Vaincu la nuit dernière sur la pelouse de Cardiff lors de la première journée de challenge Cup (41-0), le CAB poursuit sa triste série de 8 défaites consécutives toutes compétitions confondues. Pour ce qui ressemble à une habitude ces derniers temps, de nombreux jeunes, fraichement sortis du centre de formation, étaient une nouvelle fois inscrits sur la feuille de match. Connaissant une période délicate en top14 (dernier du classement), les Corréziens cherchent un second souffle et misent de plus en plus sur des produits locaux. Trois d’entre eux, qui ont récemment disputé leurs premières minutes en professionnel avec Brive, nous ont accordé une interview.
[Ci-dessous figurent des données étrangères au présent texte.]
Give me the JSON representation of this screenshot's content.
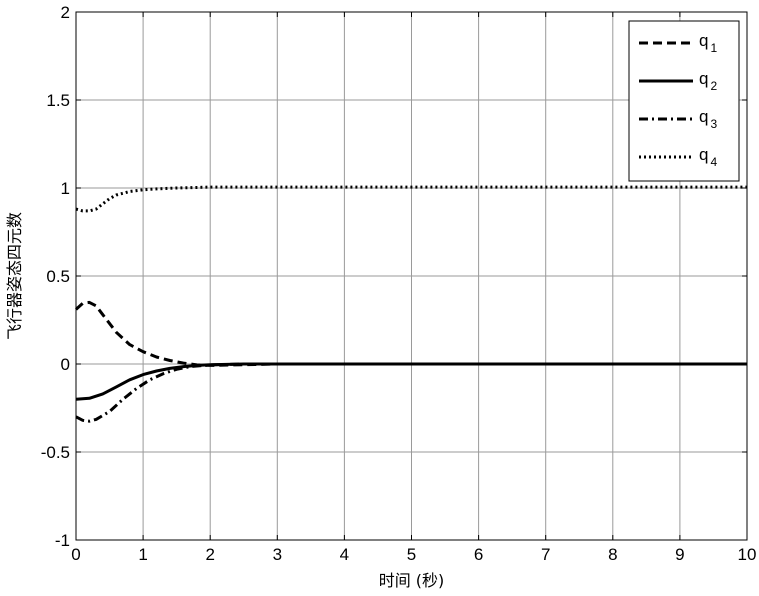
{
  "chart_data": {
    "type": "line",
    "title": "",
    "xlabel": "时间 (秒)",
    "ylabel": "飞行器姿态四元数",
    "xlim": [
      0,
      10
    ],
    "ylim": [
      -1,
      2
    ],
    "xticks": [
      0,
      1,
      2,
      3,
      4,
      5,
      6,
      7,
      8,
      9,
      10
    ],
    "xtick_labels": [
      "0",
      "1",
      "2",
      "3",
      "4",
      "5",
      "6",
      "7",
      "8",
      "9",
      "10"
    ],
    "yticks": [
      -1,
      -0.5,
      0,
      0.5,
      1,
      1.5,
      2
    ],
    "ytick_labels": [
      "-1",
      "-0.5",
      "0",
      "0.5",
      "1",
      "1.5",
      "2"
    ],
    "grid": true,
    "legend_position": "top-right",
    "series": [
      {
        "name": "q",
        "subscript": "1",
        "style": "dashed",
        "x": [
          0,
          0.1,
          0.2,
          0.3,
          0.4,
          0.6,
          0.8,
          1.0,
          1.2,
          1.4,
          1.6,
          1.8,
          2.0,
          2.5,
          3.0,
          4.0,
          5.0,
          6.0,
          7.0,
          8.0,
          9.0,
          10.0
        ],
        "y": [
          0.31,
          0.345,
          0.35,
          0.33,
          0.28,
          0.18,
          0.11,
          0.07,
          0.04,
          0.02,
          0.005,
          -0.005,
          -0.008,
          -0.004,
          0.0,
          0.0,
          0.0,
          0.0,
          0.0,
          0.0,
          0.0,
          0.0
        ]
      },
      {
        "name": "q",
        "subscript": "2",
        "style": "solid",
        "x": [
          0,
          0.2,
          0.4,
          0.6,
          0.8,
          1.0,
          1.2,
          1.4,
          1.6,
          1.8,
          2.0,
          2.5,
          3.0,
          4.0,
          5.0,
          6.0,
          7.0,
          8.0,
          9.0,
          10.0
        ],
        "y": [
          -0.2,
          -0.195,
          -0.17,
          -0.13,
          -0.09,
          -0.06,
          -0.04,
          -0.025,
          -0.015,
          -0.008,
          -0.004,
          0.0,
          0.0,
          0.0,
          0.0,
          0.0,
          0.0,
          0.0,
          0.0,
          0.0
        ]
      },
      {
        "name": "q",
        "subscript": "3",
        "style": "dashdot",
        "x": [
          0,
          0.1,
          0.2,
          0.3,
          0.5,
          0.7,
          0.9,
          1.1,
          1.3,
          1.5,
          1.7,
          2.0,
          2.5,
          3.0,
          4.0,
          5.0,
          6.0,
          7.0,
          8.0,
          9.0,
          10.0
        ],
        "y": [
          -0.3,
          -0.32,
          -0.325,
          -0.315,
          -0.27,
          -0.2,
          -0.14,
          -0.09,
          -0.055,
          -0.03,
          -0.015,
          -0.005,
          0.0,
          0.0,
          0.0,
          0.0,
          0.0,
          0.0,
          0.0,
          0.0,
          0.0
        ]
      },
      {
        "name": "q",
        "subscript": "4",
        "style": "dotted",
        "x": [
          0,
          0.1,
          0.2,
          0.3,
          0.4,
          0.5,
          0.6,
          0.8,
          1.0,
          1.2,
          1.5,
          2.0,
          3.0,
          4.0,
          5.0,
          6.0,
          7.0,
          8.0,
          9.0,
          10.0
        ],
        "y": [
          0.88,
          0.87,
          0.87,
          0.88,
          0.91,
          0.94,
          0.96,
          0.98,
          0.99,
          0.995,
          1.0,
          1.005,
          1.005,
          1.005,
          1.005,
          1.005,
          1.005,
          1.005,
          1.005,
          1.005
        ]
      }
    ]
  }
}
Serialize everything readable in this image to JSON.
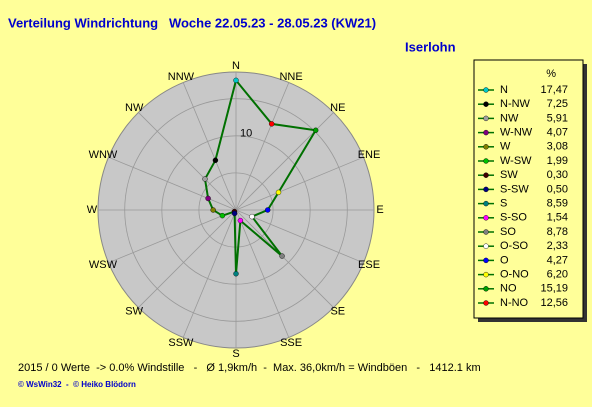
{
  "chart_data": {
    "type": "radar",
    "title": "Verteilung Windrichtung   Woche 22.05.23 - 28.05.23 (KW21)",
    "location": "Iserlohn",
    "unit": "%",
    "categories": [
      "N",
      "NNE",
      "NE",
      "ENE",
      "E",
      "ESE",
      "SE",
      "SSE",
      "S",
      "SSW",
      "SW",
      "WSW",
      "W",
      "WNW",
      "NW",
      "NNW"
    ],
    "rlim": [
      0,
      18.6
    ],
    "rticks": [
      10
    ],
    "line_color": "#007000",
    "series": {
      "names": [
        "N",
        "N-NW",
        "NW",
        "W-NW",
        "W",
        "W-SW",
        "SW",
        "S-SW",
        "S",
        "S-SO",
        "SO",
        "O-SO",
        "O",
        "O-NO",
        "NO",
        "N-NO"
      ],
      "values": [
        17.47,
        7.25,
        5.91,
        4.07,
        3.08,
        1.99,
        0.3,
        0.5,
        8.59,
        1.54,
        8.78,
        2.33,
        4.27,
        6.2,
        15.19,
        12.56
      ],
      "value_labels": [
        "17,47",
        "7,25",
        "5,91",
        "4,07",
        "3,08",
        "1,99",
        "0,30",
        "0,50",
        "8,59",
        "1,54",
        "8,78",
        "2,33",
        "4,27",
        "6,20",
        "15,19",
        "12,56"
      ],
      "colors": [
        "#00c8c8",
        "#000000",
        "#a0a0a0",
        "#800080",
        "#808000",
        "#00c000",
        "#400000",
        "#000080",
        "#008080",
        "#ff00ff",
        "#808080",
        "#ffffff",
        "#0000ff",
        "#ffff00",
        "#00a000",
        "#ff0000"
      ]
    },
    "footer": "2015 / 0 Werte  -> 0.0% Windstille   -   Ø 1,9km/h  -  Max. 36,0km/h = Windböen   -   1412.1 km",
    "credit": "© WsWin32  -  © Heiko Blödorn"
  }
}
Mathis Ferté (arrière- demi de mêlée), Noé Bedou (troisième ligne) et Fabien Kévin (trois-quarts centre). Tous les trois, ont disputé leurs premières minutes sous les couleurs noires et blanches, en Top14. Le premier contre le Racing 92, le second face au Rugby Club de Toulon et le troisième, contre le Stade Rochelais. Pas initialement reconnu pour leurs qualités de surfeurs, les trois jeunes rugbymans ont pourtant su floater la vague amenant avec elle plusieurs jeunes dans le groupe professionnel. Leur passion pour le monde de l’ovalie anime leur vie au quotidien depuis quelques années maintenant. Pourtant, le premier chapitre de leur histoire avec le rugby ne s’est écrit de la même façon. Pour Mathis Ferté, 18 ans, c’est une histoire familiale. Vous savez, on dit souvent que le petit frère veut s’inspirer voire copier le grand frère, là, on s’en rapproche. « C’est mon frère, ayant touché en premier le fameux ballon ovale, qui m’a donné envie de pratiquer ce sport » disait-il. Pour Fabien Kévin, l’histoire avec le rugby s’initie aussi par une histoire de lien. « J’ai commencé à pratiquer ce sport à l’âge de 11 ans, c’est le premier d’ailleurs. Il me permettait de me défouler et j’en avais besoins. En plus, je partageais cette passion avec mon meilleur ami. Cela nous permettait de passer des moments ensemble et depuis tout ce temps je n’ai jamais quitté le rugby et le rugby ne m’a jamais quitté » se réjouissait-il. Noé Bedou, lui, a testé plusieurs sports avant de connaître le rugby. « J’ai pratiqué du foot, du basket, du judo ou encore du hockey mais rien ne m’intéressait réellement jusqu’à tester le rugby à l’âge de 8 ans. C’est en allant voir un match de l’équipe première du CAB que j’ai voulu essayer » confiait-il.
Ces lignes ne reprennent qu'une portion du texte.